Réédition-Indispensable
Cocktail d’Amour : Eddie et Lonnie, Personne ne s'en sert maint’nant, Accordéon Jo, Dionette, Zoo blues (Best Year For The Bestiary), My Love Parade
Bluestory & The New Blue 4 : Les trois salopards, Blues, amour et bottleneck, Washing the Blues Away, Pleurer comme une folle, Ain't She Sweet, L'homme en bleu, Leecan et Cooksey, Charlotte Hot Step, Cœur de plomb, It's Mint My Friend !, Just A Little Swing, Les mystères de la chambre bleue
Dominique Cravic (g, voc), Didier Roussin (g, dobro), Daniel Huck (s, cl, voc), Guy Lefebvre (voc), Robert Crumb (mandoline, bjo), Daniel Colin, Florence Dionneau (acc), Olivier Blavet (hca), Dominique Pifarely (vln), Yves Torchinsky (b)
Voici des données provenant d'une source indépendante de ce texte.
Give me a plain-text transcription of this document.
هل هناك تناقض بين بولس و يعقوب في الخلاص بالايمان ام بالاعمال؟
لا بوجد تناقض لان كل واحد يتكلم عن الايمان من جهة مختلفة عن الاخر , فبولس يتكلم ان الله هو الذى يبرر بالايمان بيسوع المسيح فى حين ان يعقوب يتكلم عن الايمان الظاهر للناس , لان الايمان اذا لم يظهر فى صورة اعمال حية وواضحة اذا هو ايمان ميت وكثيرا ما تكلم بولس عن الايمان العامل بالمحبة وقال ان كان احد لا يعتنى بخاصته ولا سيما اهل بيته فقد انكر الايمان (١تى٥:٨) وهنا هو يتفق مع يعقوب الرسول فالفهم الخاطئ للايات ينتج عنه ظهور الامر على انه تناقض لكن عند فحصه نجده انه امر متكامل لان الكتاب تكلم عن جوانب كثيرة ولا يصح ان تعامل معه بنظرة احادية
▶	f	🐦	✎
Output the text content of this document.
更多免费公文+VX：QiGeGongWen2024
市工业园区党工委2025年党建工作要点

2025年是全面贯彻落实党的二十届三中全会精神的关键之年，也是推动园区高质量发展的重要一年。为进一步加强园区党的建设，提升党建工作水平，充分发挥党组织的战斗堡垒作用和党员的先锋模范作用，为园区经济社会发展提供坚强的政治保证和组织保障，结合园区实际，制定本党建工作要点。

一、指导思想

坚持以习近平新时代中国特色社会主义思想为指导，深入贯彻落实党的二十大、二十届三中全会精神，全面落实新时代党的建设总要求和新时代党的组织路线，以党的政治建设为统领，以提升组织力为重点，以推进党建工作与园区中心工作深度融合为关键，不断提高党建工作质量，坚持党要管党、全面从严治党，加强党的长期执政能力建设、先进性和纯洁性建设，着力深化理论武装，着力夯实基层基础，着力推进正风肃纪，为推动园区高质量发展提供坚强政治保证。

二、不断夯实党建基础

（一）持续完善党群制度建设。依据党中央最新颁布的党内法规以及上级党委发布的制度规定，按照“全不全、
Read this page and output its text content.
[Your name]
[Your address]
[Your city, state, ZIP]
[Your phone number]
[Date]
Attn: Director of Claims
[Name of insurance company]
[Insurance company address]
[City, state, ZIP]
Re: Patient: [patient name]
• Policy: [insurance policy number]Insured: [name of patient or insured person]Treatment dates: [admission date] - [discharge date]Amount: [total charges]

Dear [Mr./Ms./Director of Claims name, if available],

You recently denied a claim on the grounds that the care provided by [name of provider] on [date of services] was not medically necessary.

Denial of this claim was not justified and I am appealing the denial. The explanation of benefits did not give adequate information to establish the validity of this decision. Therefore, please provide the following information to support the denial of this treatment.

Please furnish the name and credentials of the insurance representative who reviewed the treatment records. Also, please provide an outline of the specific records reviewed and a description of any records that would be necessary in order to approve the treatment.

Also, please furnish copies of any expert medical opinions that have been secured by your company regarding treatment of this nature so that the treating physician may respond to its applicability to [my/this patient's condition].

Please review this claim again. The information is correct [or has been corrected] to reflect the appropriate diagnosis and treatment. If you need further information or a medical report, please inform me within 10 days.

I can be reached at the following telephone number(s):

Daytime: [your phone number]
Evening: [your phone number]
Enregistré entre 1974 et 1986, Vigneux-sur-Seine, Rosny-sous-Bois, Montgeron
Durée : 1h 03' 53''
Frémeaux & Associés 590 (Socadisc)


Cette réalisation présente l’album intitulé Cocktail d’Amour, sorti à l’origine chez Paris Jazz Corner Productions, qui lança en 1986 l’épopée des Primitifs du Futur. Y figurent aussi des titres issus des compilations Bluestory et The New Blue 4. Rassemblés autour de Dominique Cravic et Didier Roussin, les Primitifs du Futur sont avant tout une bande de copains doublés de bons musiciens, tous passionnés par le blues, le jazz, la valse musette, la java, autant de composantes qui deviennent sous leur impulsion un cocktail détonnant. Abordant la musique sans œillères, les membres du groupe ont, au hasard de leurs trajectoires personnelles, croisé Slim Gaillard, Dee Dee Bridgewater, Lee Konitz, Toots Thielemans, Steve Lacy et Henri Salvador. Cet ouverture d’esprit nous vaut quelques moments forts : « Accordeon Jo » qui reprend le solo de l’accordéoniste Jo Cornell Smelser gravé lors de son passage éclair en 1930 chez Duke Ellington ; « Eddie et Lonnie », un bel hommage au duo constitué des guitaristes Eddie Lang, l’un des premiers improvisateurs du jazz sur l’instrument, et Lonnie Johnson ; et « Dionette », une valse musette au rythme chaloupé venue tout droit des bords de Marne. Mais le clou du disque revient aux paroles improvisées par Daniel Huck sur le « Rope Stretchin’ Blues » de Blind Blake qui abordait un sujet autrement plus douloureux. Une joyeuse réédition qui montre que le futur de l’art rebondit sur son passé.